Crimini e cucina

Brigitte Glaser, Crimini al pistacchio, Emons, tr. Anna Carbone, pp. 313, euro 14.00 stampa

Brigitte Glaser è una scrittrice tedesca di letteratura poliziesca. Nonostante sia autrice anche di deliziosi libri per bambini – ne ha pubblicati cinque – Glaser è famosa in tutta la Germania per le avventure di Katharina Schweitzer a cui ha dedicato lunghe storie. Katharina è una donna dalla bella presenza, forte e volitiva con la sua chioma di capelli rossi. È una cuoca di alto livello che ha lavorato in diversi ristoranti, all’inizio al seguito di grandi e famosi  chef, fino a inaugurare un locale tutto suo. Il suo ristorante, il Giglio Banco, vanta ben due forchette sulla guida Gault e Millau. Vive e lavora a Colonia, la città dove vive la stessa Glaser, sua “madre letteraria”, nata nella Foresta Nera e traferitasi in città da bambina.

Da qualche mese è uscito in traduzione italiana il sesto dei suoi sette libri dedicati alla chef investigatrice. Si intitola Crimini al pistacchio e lo ha pubblicato la casa editrice Emons (filiazione diretta della Emons tedesca, che pubblica la Glaser in Germania). Si tratta di un giallo ambientato in Alsazia, nell’ambito di uno dei tanti festeggiamenti dell’amicizia franco-tedesca. Katharina vi partecipa per una gara culinaria. È stata convinta dalla madre a sostenere questa competizione  anche per cercare di distrarsi da una recente delusione amorosa. Per sua fortuna, durante il viaggio, ha il piacere di incontrare le gentili attenzioni di tale Luc con cui trascorre la prima notte di permanenza in Alsazia.

Nel frattempo il lettore ha conosciuto altri protagonisti della scena che, gioiosi e allegri come per una scampagnata, hanno preso l’auto per passare il confine. Ecco allora il colpo di scena che imprime la piega al romanzo: la mattina del giorno dopo il loro arrivo, queste persone trovano il cadavere di anziano viticoltore che galleggia nel fiume adiacente il villaggio.

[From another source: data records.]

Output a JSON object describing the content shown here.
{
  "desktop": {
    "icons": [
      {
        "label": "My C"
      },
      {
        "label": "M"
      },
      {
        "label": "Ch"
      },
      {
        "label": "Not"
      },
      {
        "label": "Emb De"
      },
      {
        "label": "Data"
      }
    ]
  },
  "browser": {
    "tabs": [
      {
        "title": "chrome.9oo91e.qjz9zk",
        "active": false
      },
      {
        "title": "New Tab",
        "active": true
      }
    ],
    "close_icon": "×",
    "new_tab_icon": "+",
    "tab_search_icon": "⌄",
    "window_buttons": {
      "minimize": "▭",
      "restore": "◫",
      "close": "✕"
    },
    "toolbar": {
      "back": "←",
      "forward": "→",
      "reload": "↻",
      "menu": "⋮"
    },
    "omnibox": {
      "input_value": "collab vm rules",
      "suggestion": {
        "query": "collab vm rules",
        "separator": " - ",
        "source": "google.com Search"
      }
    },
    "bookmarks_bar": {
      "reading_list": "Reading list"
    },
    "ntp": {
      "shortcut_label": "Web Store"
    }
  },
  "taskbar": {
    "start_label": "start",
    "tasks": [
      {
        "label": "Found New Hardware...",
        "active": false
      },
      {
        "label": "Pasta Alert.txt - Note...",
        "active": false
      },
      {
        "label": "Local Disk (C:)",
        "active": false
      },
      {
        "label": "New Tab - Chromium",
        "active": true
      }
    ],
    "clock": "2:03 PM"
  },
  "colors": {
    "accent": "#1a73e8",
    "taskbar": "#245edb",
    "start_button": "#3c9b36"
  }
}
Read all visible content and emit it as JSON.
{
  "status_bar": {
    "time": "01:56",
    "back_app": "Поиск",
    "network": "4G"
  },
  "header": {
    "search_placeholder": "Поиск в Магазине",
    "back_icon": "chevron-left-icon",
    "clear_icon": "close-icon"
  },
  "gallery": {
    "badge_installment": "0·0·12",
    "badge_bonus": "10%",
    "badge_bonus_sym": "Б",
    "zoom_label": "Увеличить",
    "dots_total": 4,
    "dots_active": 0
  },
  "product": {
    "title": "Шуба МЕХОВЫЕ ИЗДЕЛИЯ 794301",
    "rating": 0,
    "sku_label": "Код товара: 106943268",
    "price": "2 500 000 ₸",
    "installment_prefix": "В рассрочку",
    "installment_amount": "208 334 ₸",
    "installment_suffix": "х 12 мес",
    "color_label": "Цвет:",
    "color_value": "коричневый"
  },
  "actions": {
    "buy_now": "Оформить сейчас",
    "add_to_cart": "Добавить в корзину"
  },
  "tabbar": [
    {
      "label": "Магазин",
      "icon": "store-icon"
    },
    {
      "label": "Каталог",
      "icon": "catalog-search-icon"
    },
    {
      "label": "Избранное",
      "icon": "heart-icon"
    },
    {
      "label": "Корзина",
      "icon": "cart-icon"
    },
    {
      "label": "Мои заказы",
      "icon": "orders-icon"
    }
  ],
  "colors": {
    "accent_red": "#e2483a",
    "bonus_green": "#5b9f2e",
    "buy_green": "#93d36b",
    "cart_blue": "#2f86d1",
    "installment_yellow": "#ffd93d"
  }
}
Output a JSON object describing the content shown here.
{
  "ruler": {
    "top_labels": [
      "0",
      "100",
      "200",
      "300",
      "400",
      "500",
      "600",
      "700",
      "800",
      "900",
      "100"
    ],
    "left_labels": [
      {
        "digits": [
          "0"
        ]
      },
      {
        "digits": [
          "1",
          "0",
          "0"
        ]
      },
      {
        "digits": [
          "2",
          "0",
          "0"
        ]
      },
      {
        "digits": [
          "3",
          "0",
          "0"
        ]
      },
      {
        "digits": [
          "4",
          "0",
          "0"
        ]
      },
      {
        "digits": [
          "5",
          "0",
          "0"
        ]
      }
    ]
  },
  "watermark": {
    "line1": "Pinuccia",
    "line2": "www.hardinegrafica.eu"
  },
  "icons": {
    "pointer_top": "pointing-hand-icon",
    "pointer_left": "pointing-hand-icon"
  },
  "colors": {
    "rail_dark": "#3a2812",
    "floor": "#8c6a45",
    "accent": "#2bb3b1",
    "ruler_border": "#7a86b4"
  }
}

È un viticoltore francese e, quello che rende più terribile la scoperta, ha infilato nella schiena il coltello di proprietà della chef Katharina Schweitzer che, pergiunta, non impiegherà molto a scoprire che l’anziano ucciso non è altri che il padre del suo amico Luc.

Da quel momento si vede la chef rinunciare al suo ruolo e, momentaneamente, ai suoi progetti, per avviare un’indagine in cui i personaggi sono il prodotto della cura della loro autrice e i sentimenti sono uno dei motori che governano le relazioni tra la persone e, in qualche misura, ne orientano anche le scelte.

Leggere la Glaser ci rende facilissimo pensare ai romanzi di Agatha Christie. La scrittura è lineare, senza forti pretese letterarie. L’ambientazione è borghese e la trama trova la sua consistenza in un susseguirsi di trappole e tranelli. Parliamo qui del successo di vendite e di pubblico di una narrativa che pesca a piene mani dai canoni dei primi dell’Ottocento, quando questa letteratura di genere nasceva e si affermava dalla Gran Bretagna in tutto il mondo. Era il trionfo dell’investigatore “deduttivo” che si muove considerando tracce abbastanza evidenti, porta avanti delle indagini piuttosto lineari e, inevitabilmente, giunge alla scoperta della verità.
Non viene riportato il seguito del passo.